Schlicht, aber ziemlich ergreifend ist das neue Machwerk von Google. Schlicht - das kennt man schon. Denn auch auf der Seite der Suchmaschine ist kaum Firlefanz. Eine weiße Seite, ein buntes Logo und das, worauf es ankommt: die Suchmaske.

So sieht er aus - der neue Browser von Google.

(Foto: Foto: AP)

So sieht es dann auch aus beim neuen Browser von Google: Chrome. Installiert in Sekundenschnelle. Tatsächlich. Nicht nur nach den Angaben des Unternehmens aus dem Silicon Valley. Wer einen Mac nutzt oder Linux als Betriebssystem hat, schaut derzeit noch in die Röhre - denn aktuell gibt es nur eine Version für Windows XP und Vista. Das ist die Betaversion, die zum Testen am Dienstagabend um kurz nach 21 Uhr in 100 Ländern auf der Welt freigeschaltet wurde.

Auf der Überholspur

Die Schnelligkeit beeindruckt - denn sie ist das erste, was auffällt. Sie begeistert auch die Blogger, die gespannt auf die Browser-Konkurrenz für Microsoft gewartet haben. "Google Chrome ist nicht nur einer der schnellsten Browser, die ich jemals benutzt habe - sondern sicher auch einer der besten", schreibt etwa Don Reisinger auf TechCrunch.
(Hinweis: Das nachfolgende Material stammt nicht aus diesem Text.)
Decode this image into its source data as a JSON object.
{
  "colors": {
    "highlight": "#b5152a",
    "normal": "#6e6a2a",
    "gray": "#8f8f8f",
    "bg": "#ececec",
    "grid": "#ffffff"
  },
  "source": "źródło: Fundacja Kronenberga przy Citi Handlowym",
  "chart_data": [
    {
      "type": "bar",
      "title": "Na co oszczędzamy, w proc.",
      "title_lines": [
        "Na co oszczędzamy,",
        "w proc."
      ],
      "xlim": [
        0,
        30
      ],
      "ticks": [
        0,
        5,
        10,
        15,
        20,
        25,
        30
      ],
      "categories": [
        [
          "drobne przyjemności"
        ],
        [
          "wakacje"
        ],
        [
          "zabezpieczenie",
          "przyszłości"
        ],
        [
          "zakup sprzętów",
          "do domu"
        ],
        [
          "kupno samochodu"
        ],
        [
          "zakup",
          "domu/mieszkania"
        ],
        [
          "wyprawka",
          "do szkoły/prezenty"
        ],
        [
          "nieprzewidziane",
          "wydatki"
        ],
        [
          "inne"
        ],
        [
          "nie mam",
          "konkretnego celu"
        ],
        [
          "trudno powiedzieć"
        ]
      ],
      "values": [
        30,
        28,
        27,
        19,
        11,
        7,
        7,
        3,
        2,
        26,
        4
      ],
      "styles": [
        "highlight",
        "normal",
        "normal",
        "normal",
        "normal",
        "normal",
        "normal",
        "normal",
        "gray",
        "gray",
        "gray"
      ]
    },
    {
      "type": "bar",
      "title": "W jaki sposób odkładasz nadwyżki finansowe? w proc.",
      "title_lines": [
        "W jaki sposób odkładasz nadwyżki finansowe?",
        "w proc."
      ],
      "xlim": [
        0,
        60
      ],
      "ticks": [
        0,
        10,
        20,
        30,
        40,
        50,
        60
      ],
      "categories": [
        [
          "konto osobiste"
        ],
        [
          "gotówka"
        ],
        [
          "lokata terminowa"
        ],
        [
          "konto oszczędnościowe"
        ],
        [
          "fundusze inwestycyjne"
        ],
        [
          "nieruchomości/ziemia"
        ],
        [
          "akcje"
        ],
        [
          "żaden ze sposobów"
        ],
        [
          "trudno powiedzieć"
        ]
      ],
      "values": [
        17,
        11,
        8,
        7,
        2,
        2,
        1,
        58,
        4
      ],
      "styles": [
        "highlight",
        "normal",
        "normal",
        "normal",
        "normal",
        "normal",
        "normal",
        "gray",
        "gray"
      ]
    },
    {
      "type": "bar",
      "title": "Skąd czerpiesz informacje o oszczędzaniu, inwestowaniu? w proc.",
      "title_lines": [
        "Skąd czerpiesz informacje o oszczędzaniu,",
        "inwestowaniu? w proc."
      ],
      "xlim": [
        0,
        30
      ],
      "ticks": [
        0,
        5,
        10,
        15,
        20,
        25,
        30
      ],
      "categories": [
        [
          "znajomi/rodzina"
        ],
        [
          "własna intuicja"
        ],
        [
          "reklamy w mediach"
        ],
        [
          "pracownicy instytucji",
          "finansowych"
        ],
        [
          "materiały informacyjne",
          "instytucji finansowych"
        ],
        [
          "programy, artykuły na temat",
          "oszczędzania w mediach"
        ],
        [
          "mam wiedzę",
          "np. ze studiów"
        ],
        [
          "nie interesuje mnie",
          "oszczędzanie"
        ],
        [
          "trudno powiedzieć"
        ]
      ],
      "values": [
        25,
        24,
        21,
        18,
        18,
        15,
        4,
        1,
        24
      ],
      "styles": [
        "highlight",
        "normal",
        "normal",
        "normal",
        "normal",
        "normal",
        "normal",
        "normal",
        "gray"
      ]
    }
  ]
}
486 Kilobyte - größer ist das Programm nicht. Schnell und einfach also funktionieren das Herunterladen und die Installation. Und dann geht's auch schon los: Schneller surfen auf nahezu leeren Seiten. Das Wichtigste sind die Tabs - also die einzelnen Registerkarten, auf denen sich immer neue Seiten öffnen lassen. Die funktionieren unabhängig voneinander - und genau das ist ein großer Vorteil: Denn wenn ein Tab abstürzte, war bislang die gesamte Sitzung verloren. Anders bei Chrome: Muss ein Tab geschlossen werden, funktionieren die anderen weiterhin.

Fenster zum Netz

Ebenfalls sinnvoll: Neue Seiten werden neben denen geöffnet, von wo aus sie angeklickt wurden - und nicht am Ende der gesamten Leiste. Und die Tabs funktionieren auch jenseits des Browsers - sie können nämlich als eigenes Fenster auf den Desktop gezogen werden - oder aus einem eigenen Fenster in eines, in dem schon verschiedene Reiter geöffnet sind.

Auch kann etwa die Startseite des Mailproviders auf den Desktop, ins Startmenü oder auf die Anwendungsleiste gelegt werden - und dann ist genau das passiert, was immer wieder als Hintergrund der "Chrome"-Offensive von Google genannt wurde: die Grenzen zwischen Internetanwendungen und klassischer Software verschwimmen zu lassen. Die Entwickler haben zudem die sogenannte Gear-Platform integriert, die Usern das Arbeiten an netzbasierten Anwendungen auch offline ermöglicht.

Und dann gibt es da noch die Omnibox - die Verbindung des Browsers und der Suchmaschine. Wer in das Adressfenster ein paar Buchstaben eingibt, wird mit einer ganzen Reihe von Vorschlägen versorgt. Sowohl von Seiten, die als Favoriten erkannt wurden und immer wieder besucht werden, als auch von Seiten, die die Suchmaschine im Programm hat und als Möglichkeiten offeriert. Diese Funktion ist vor allem angenehm, wenn man Chrome über eine längere Zeit nutzt - denn das Programm merkt sich alles und lernt. Schnell.

Die Frage nach dem Datenschutz

Hier allerdings könnten alle aufhorchen, die ohnehin kritisch zu Google stehen - denn diese Funktion könnte nicht laufen, wenn nicht Daten über das Userverhalten gesammelt würden. Und genau dafür ist das Unternehmen ebenso berühmt wie berüchtigt. Die aufgerufenen Seiten werden analysiert und ins Protokoll aufgenommen - allerdings nur auf ein lokales auf dem Rechner des Nutzers, wie Google versichert. Und: Google hat einen Modus eingebaut, mit dem es sich angeblich anonym surfen lässt. Als "Porn mode" bezeichnen manche Blogger dies.